SINGAPORE — Over five in 10 workers in Singapore have experienced at least one form of workplace discrimination, be it due to their sexual orientation or race, in the past five years, a recent survey found.
While 55 per cent of them have been discriminated at work, certain groups are more vulnerable to it than others, the survey findings released on Tuesday (20 September) show.
The survey by gender equality group AWARE and consumer research company Milieu Insight polled 1,000 workers in Singapore in August on whether they faced direct discrimination, indirect discrimination and discrimination-related harassment in the previous five years.
Respondents with disabilities were found to have experienced workplace discrimination at a significantly higher rate (78 per cent) than those without (50 per cent). A higher proportion of those who identified as part of the lesbian, gay, bisexual, transgender and queer (LGBTQ) community (68 per cent) reported such discrimination, compared with those who did not identify themselves as LGBTQ (56 per cent).
The findings also show that 89 per cent of those who belong to a minority race have experienced workplace discrimination, compared with 44 per cent of those of the majority race.

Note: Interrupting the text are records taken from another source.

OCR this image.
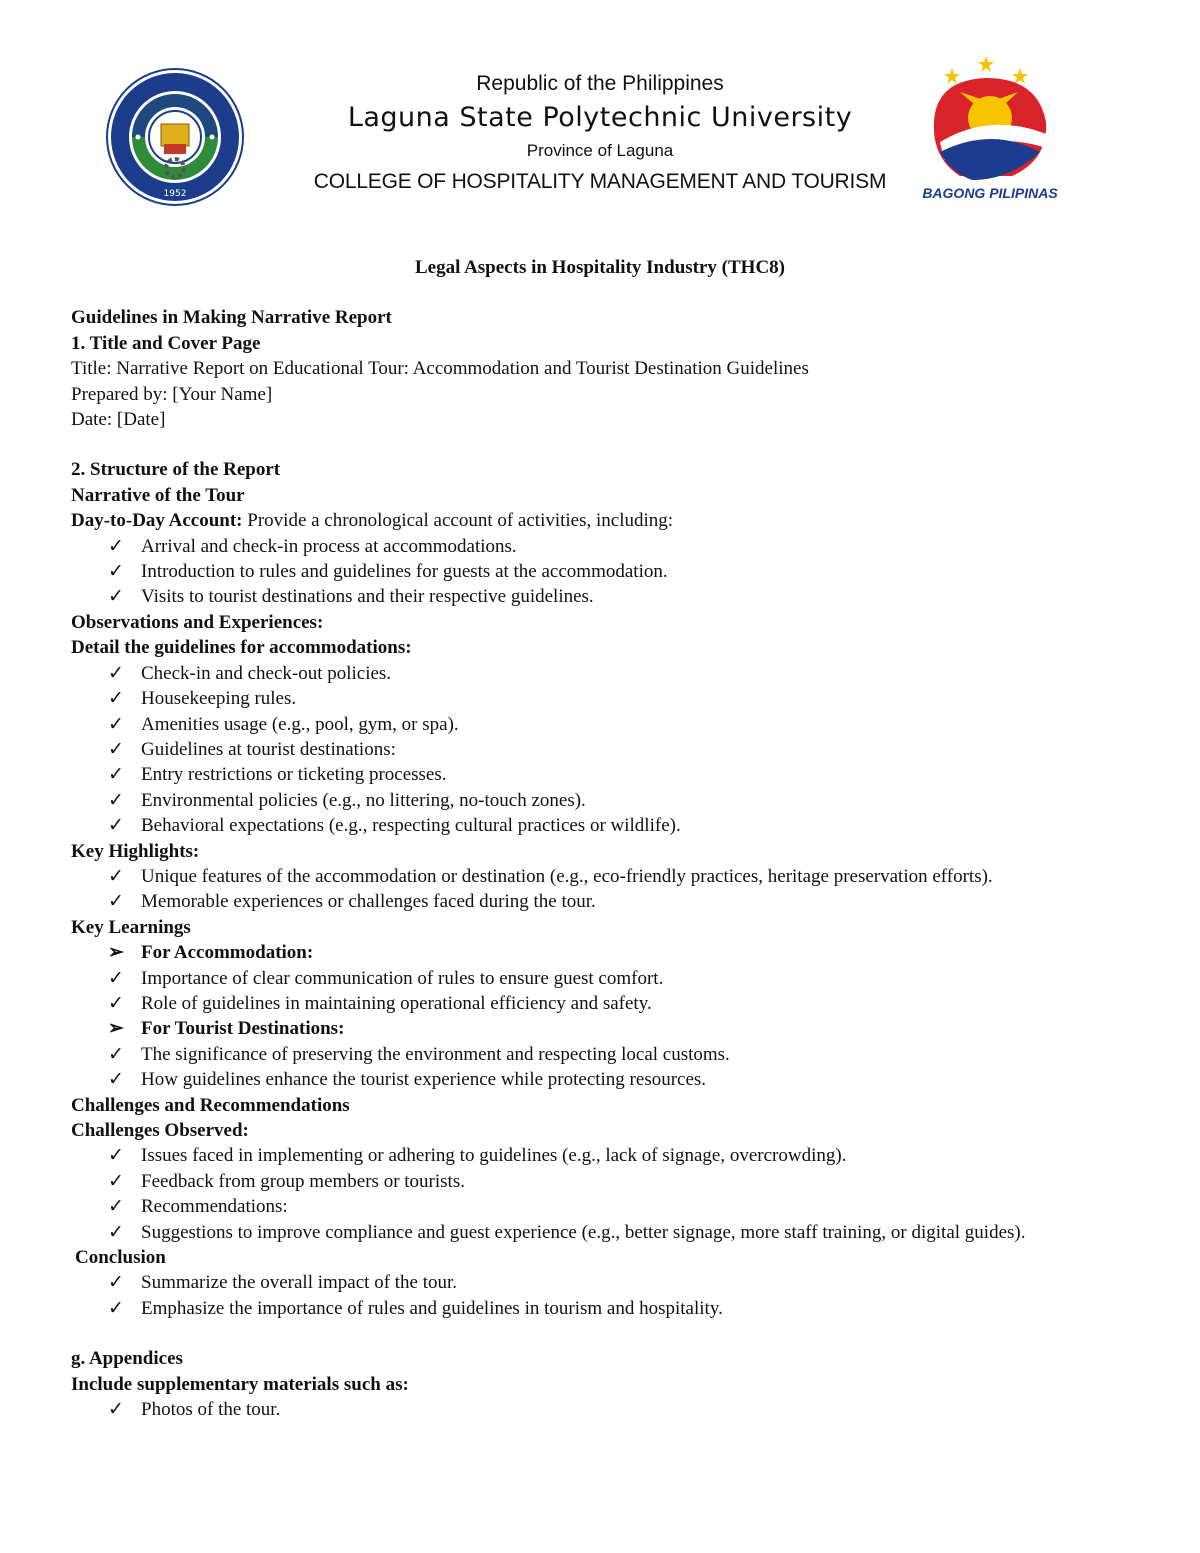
1952
Republic of the Philippines
Laguna State Polytechnic University
Province of Laguna
COLLEGE OF HOSPITALITY MANAGEMENT AND TOURISM	BAGONG PILIPINAS
Legal Aspects in Hospitality Industry (THC8)
Guidelines in Making Narrative Report
1. Title and Cover Page
Title: Narrative Report on Educational Tour: Accommodation and Tourist Destination Guidelines
Prepared by: [Your Name]
Date: [Date]
2. Structure of the Report
Narrative of the Tour
Day-to-Day Account: Provide a chronological account of activities, including:
✓ Arrival and check-in process at accommodations.
✓ Introduction to rules and guidelines for guests at the accommodation.
✓ Visits to tourist destinations and their respective guidelines.
Observations and Experiences:
Detail the guidelines for accommodations:
✓ Check-in and check-out policies.
✓ Housekeeping rules.
✓ Amenities usage (e.g., pool, gym, or spa).
✓ Guidelines at tourist destinations:
✓ Entry restrictions or ticketing processes.
✓ Environmental policies (e.g., no littering, no-touch zones).
✓ Behavioral expectations (e.g., respecting cultural practices or wildlife).
Key Highlights:
✓ Unique features of the accommodation or destination (e.g., eco-friendly practices, heritage preservation efforts).
✓ Memorable experiences or challenges faced during the tour.
Key Learnings
➢ For Accommodation:
✓ Importance of clear communication of rules to ensure guest comfort.
✓ Role of guidelines in maintaining operational efficiency and safety.
➢ For Tourist Destinations:
✓ The significance of preserving the environment and respecting local customs.
✓ How guidelines enhance the tourist experience while protecting resources.
Challenges and Recommendations
Challenges Observed:
✓ Issues faced in implementing or adhering to guidelines (e.g., lack of signage, overcrowding).
✓ Feedback from group members or tourists.
✓ Recommendations:
✓ Suggestions to improve compliance and guest experience (e.g., better signage, more staff training, or digital guides).
Conclusion
✓ Summarize the overall impact of the tour.
✓ Emphasize the importance of rules and guidelines in tourism and hospitality.
g. Appendices
Include supplementary materials such as:
✓ Photos of the tour.
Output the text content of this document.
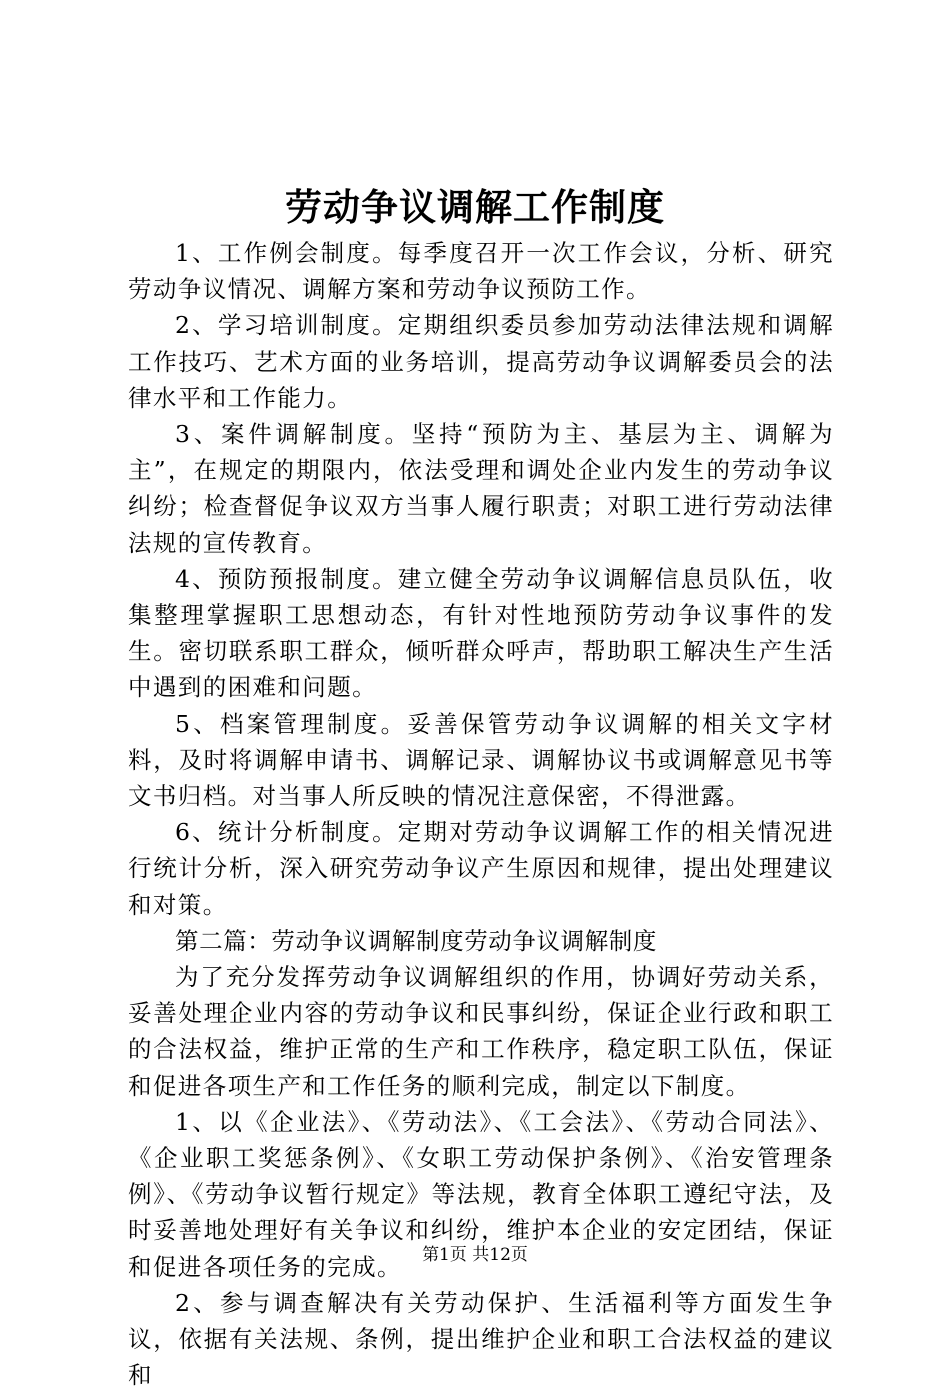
劳动争议调解工作制度

1、工作例会制度。每季度召开一次工作会议，分析、研究劳动争议情况、调解方案和劳动争议预防工作。

2、学习培训制度。定期组织委员参加劳动法律法规和调解工作技巧、艺术方面的业务培训，提高劳动争议调解委员会的法律水平和工作能力。

3、案件调解制度。坚持“预防为主、基层为主、调解为主”，在规定的期限内，依法受理和调处企业内发生的劳动争议纠纷；检查督促争议双方当事人履行职责；对职工进行劳动法律法规的宣传教育。

4、预防预报制度。建立健全劳动争议调解信息员队伍，收集整理掌握职工思想动态，有针对性地预防劳动争议事件的发生。密切联系职工群众，倾听群众呼声，帮助职工解决生产生活中遇到的困难和问题。

5、档案管理制度。妥善保管劳动争议调解的相关文字材料，及时将调解申请书、调解记录、调解协议书或调解意见书等文书归档。对当事人所反映的情况注意保密，不得泄露。

6、统计分析制度。定期对劳动争议调解工作的相关情况进行统计分析，深入研究劳动争议产生原因和规律，提出处理建议和对策。

第二篇：劳动争议调解制度劳动争议调解制度

为了充分发挥劳动争议调解组织的作用，协调好劳动关系，妥善处理企业内容的劳动争议和民事纠纷，保证企业行政和职工的合法权益，维护正常的生产和工作秩序，稳定职工队伍，保证和促进各项生产和工作任务的顺利完成，制定以下制度。

1、以《企业法》、《劳动法》、《工会法》、《劳动合同法》、《企业职工奖惩条例》、《女职工劳动保护条例》、《治安管理条例》、《劳动争议暂行规定》等法规，教育全体职工遵纪守法，及时妥善地处理好有关争议和纠纷，维护本企业的安定团结，保证和促进各项任务的完成。

2、参与调查解决有关劳动保护、生活福利等方面发生争议，依据有关法规、条例，提出维护企业和职工合法权益的建议和

第1页 共12页
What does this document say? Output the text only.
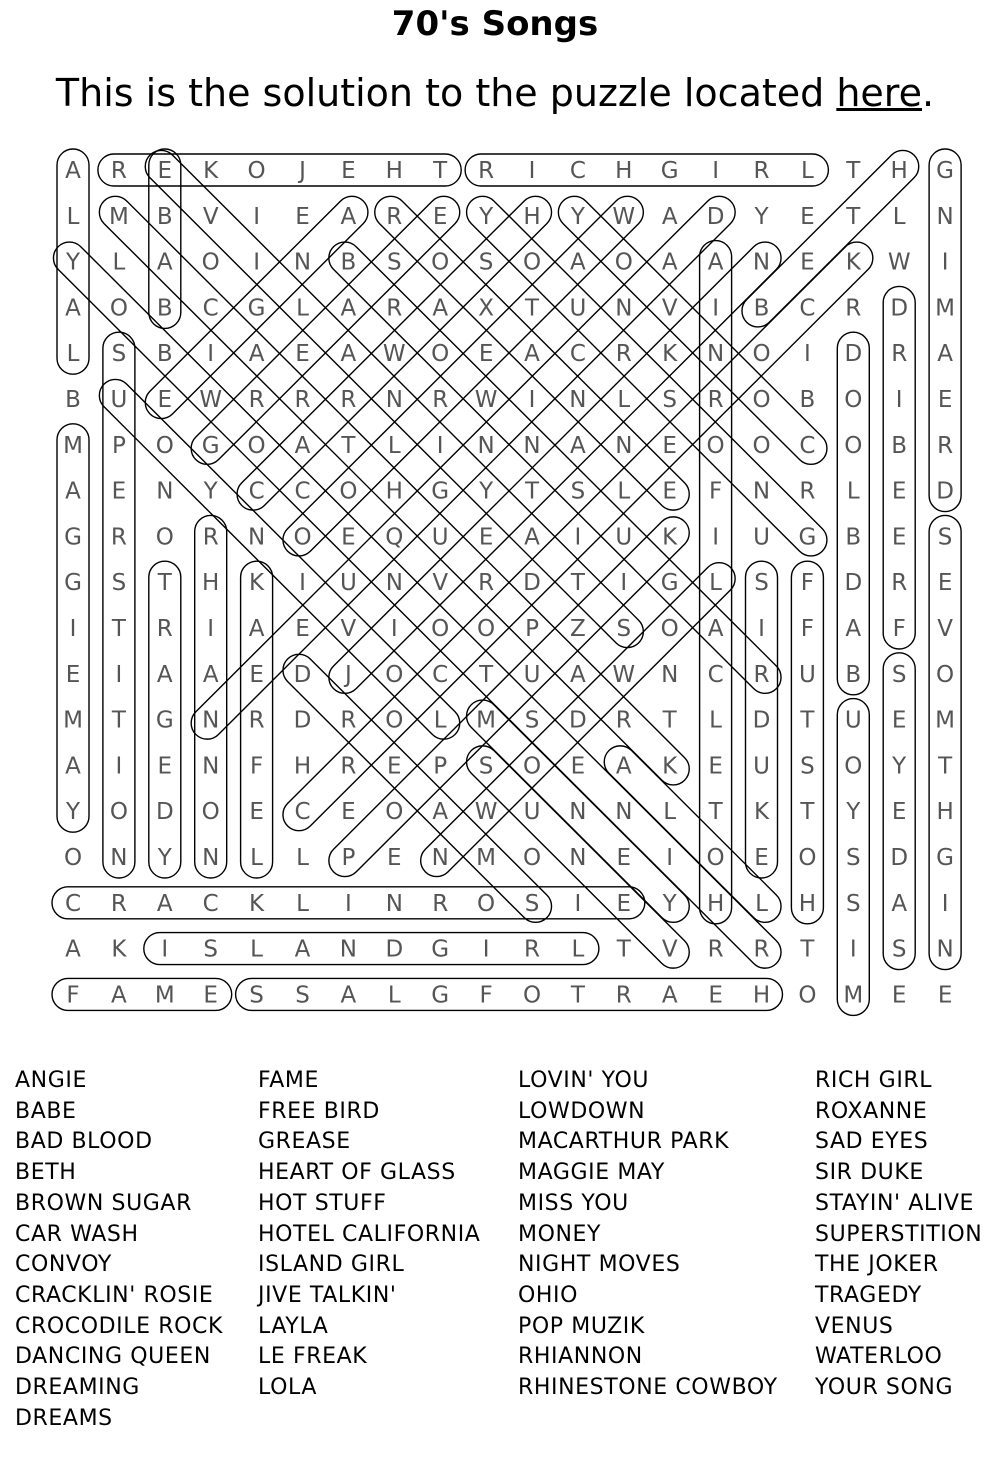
70's Songs
This is the solution to the puzzle located here.
A R E K O J E H T R I C H G I R L T H G
L M B V I E A R E Y H Y W A D Y E T L N
Y L A O I N B S O S O A O A A N E K W I
A O B C G L A R A X T U N V I B C R D M
L S B I A E A W O E A C R K N O I D R A
B U E W R R R N R W I N L S R O B O I E
M P O G O A T L I N N A N E O O C O B R
A E N Y C C O H G Y T S L E F N R L E D
G R O R N O E Q U E A I U K I U G B E S
G S T H K I U N V R D T I G L S F D R E
I T R I A E V I O O P Z S O A I F A F V
E I A A E D J O C T U A W N C R U B S O
M T G N R D R O L M S D R T L D T U E M
A I E N F H R E P S O E A K E U S O Y T
Y O D O E C E O A W U N N L T K T Y E H
O N Y N L L P E N M O N E I O E O S D G
C R A C K L I N R O S I E Y H L H S A I
A K I S L A N D G I R L T V R R T I S N
F A M E S S A L G F O T R A E H O M E E
ANGIE
BABE
BAD BLOOD
BETH
BROWN SUGAR
CAR WASH
CONVOY
CRACKLIN' ROSIE
CROCODILE ROCK
DANCING QUEEN
DREAMING
DREAMS
FAME
FREE BIRD
GREASE
HEART OF GLASS
HOT STUFF
HOTEL CALIFORNIA
ISLAND GIRL
JIVE TALKIN'
LAYLA
LE FREAK
LOLA
LOVIN' YOU
LOWDOWN
MACARTHUR PARK
MAGGIE MAY
MISS YOU
MONEY
NIGHT MOVES
OHIO
POP MUZIK
RHIANNON
RHINESTONE COWBOY
RICH GIRL
ROXANNE
SAD EYES
SIR DUKE
STAYIN' ALIVE
SUPERSTITION
THE JOKER
TRAGEDY
VENUS
WATERLOO
YOUR SONG
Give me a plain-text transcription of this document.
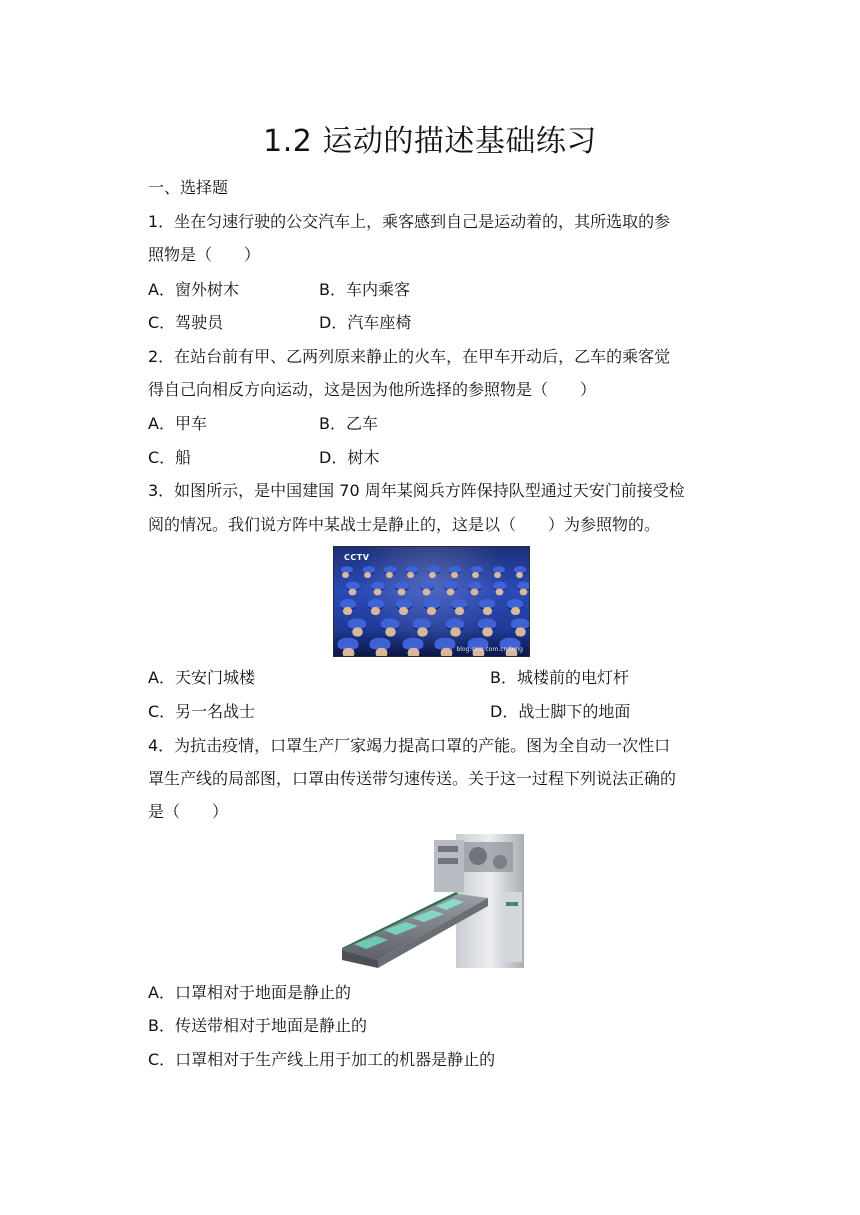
1.2 运动的描述基础练习
一、选择题
1．坐在匀速行驶的公交汽车上，乘客感到自己是运动着的，其所选取的参
照物是（　　）
A．窗外树木	B．车内乘客
C．驾驶员	D．汽车座椅
2．在站台前有甲、乙两列原来静止的火车，在甲车开动后，乙车的乘客觉
得自己向相反方向运动，这是因为他所选择的参照物是（　　）
A．甲车	B．乙车
C．船	D．树木
3．如图所示，是中国建国 70 周年某阅兵方阵保持队型通过天安门前接受检
阅的情况。我们说方阵中某战士是静止的，这是以（　　）为参照物的。
CCTV
blog.sina.com.cn/tong
A．天安门城楼	B．城楼前的电灯杆
C．另一名战士	D．战士脚下的地面
4．为抗击疫情，口罩生产厂家竭力提高口罩的产能。图为全自动一次性口
罩生产线的局部图，口罩由传送带匀速传送。关于这一过程下列说法正确的
是（　　）
A．口罩相对于地面是静止的
B．传送带相对于地面是静止的
C．口罩相对于生产线上用于加工的机器是静止的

The findings also show proportionately more female workers were discriminated, with 58 per cent of women having experienced at least one type of discrimination, compared with 53 per cent of men.
The three most common experiences of discrimination were:
Unfair company policies or practices, such as inaccessible office spaces, or prohibitions against flexible schedules that made it difficult for workers to manage family responsibilities
Job advertisements that mandated or specified preference for certain characteristics that were not job requirements
Discriminatory employment practices in relation to performance appraisal and promotion, such as receiving a poorer performance appraisal after disclosing pregnancy, disability or health conditions
Quitting following discrimination
Among the biggest reasons for those who experienced workplace discrimination, 41 per cent of them cited race, followed by age (35 per cent) and gender (23 per cent).
Of those who have experienced discrimination, over 50 per cent did not report any such incidents to a boss, human resources, or authorities. The top three reasons for not doing so were a belief that the discrimination was not “severe” enough, distrust of authorities to act on any such report, and lack of evidence of discrimination.
Twenty-nine per cent of those who reported discrimination and 28 per cent of those who did not do so went on to quit their jobs.
“Our goal with this survey was for the results to contribute to the drafting of Singapore’s upcoming anti-discrimination legislation – the government’s best opportunity to make far-reaching change in this arena,” said AWARE executive director Corinna Lim.
Prime Minister Lee Hsien Loong in his 2021 National Day Rally speech announced that the government will unveil a new law to prohibit workplace discrimination on the basis of nationality, age, race, religion, gender, and disability.
Such laws should "employ an expansive definition of discrimination" and must include a comprehensive range of protected characteristics, including sexual orientation, gender identity and disability, Lim said.
AWARE said there has been a rise in discrimination cases since it began monitoring the trend in recent years, with the number rising to 59 in the first two quarters of 2022, from 44 and 26 in the same period of 2021 and 2020, respectively.